The running result is shown below:

For an O(n) algorithm, the computer can perform approximately 5 * (10^8) calculations in 1 second. We can infer that for an O(n^2) algorithm, it can handle about the square root of 5 * (10^8) within 1 second. The experimental data is shown below.

For an O(n^2) algorithm, it performs around 22,500 calculations in 1 second, confirming our inference.

Now, let's speculate about the data scale for O(n log n), what can 1 second handle?

Theoretically, it should be one order of magnitude less than O(n) because log(n) complexity is quite fast, as seen in the experimental data.

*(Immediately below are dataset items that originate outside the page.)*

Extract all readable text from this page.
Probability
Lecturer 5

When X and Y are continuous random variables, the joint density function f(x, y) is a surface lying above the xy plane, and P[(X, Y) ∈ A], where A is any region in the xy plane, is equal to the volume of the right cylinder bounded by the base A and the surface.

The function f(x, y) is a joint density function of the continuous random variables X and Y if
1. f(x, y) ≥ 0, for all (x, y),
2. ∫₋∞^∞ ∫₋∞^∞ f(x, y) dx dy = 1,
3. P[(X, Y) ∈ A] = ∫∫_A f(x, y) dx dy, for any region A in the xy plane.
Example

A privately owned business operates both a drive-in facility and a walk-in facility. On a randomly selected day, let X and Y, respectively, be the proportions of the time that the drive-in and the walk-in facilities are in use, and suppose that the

With an O(n log n) algorithm, a computer can perform approximately 2 * (10^7) calculations in 1 second, which matches expectations.

These are my personal PC's measured data, it's not entirely precise but the order of magnitude is similar. You can measure your computer and compare the results.

Summary of Test Data:

For time complexities such as O(log n) and O(n^3), you can write some code to test the scale of data they can handle within 1 second.

Complete Test Code

#include <iostream>
#include <chrono>
#include <thread>
using namespace std;
using namespace chrono;
// O(n)
void function1(long long n) {
    long long k = 0;
    for (long long i = 0; i < n; i++) {
        k++;
    }
}

// O(n^2)
void function2(long long n) {
    long long k = 0;
    for (long long i = 0; i < n; i++) {
        for (long j = 0; j < n; j++) {
            k++;
        }
    }

}
// O(nlogn)
void function3(long long n) {
    long long k = 0;
    for (long long i = 0; i < n; i++) {
        for (long long j = 1; j < n; j = j*2) { // Note here j=1
            k++;
        }
    }
}
int main() {
    long long n; // Data scale
    while (1) {
        cout << "Enter n: ";
        cin >> n;
        milliseconds start_time = duration_cast<milliseconds>(
            system_clock::now().time_since_epoch()
        );
        function1(n);
//        function2(n);
//        function3(n);
        milliseconds end_time = duration_cast<milliseconds>(
            system_clock::now().time_since_epoch()
        );
        cout << "Time elapsed: " << milliseconds(end_time).count() - milliseconds(start_time).count()
            <<" ms"<< endl;
    }
}

Summary

This article thoroughly analyzes why code submissions might timeout during LeetCode challenges, evaluates CPU execution speeds through hardware configuration, and demonstrates an experiment to determine how large n can be for an O(n) algorithm to execute within one second. It also provides the data size that different time complexities can handle in one second.

It's recommended that fellow developers also conduct similar experiments to see if their results are comparable to mine.

With this, everyone should have a better understanding of the data scale when a program times out.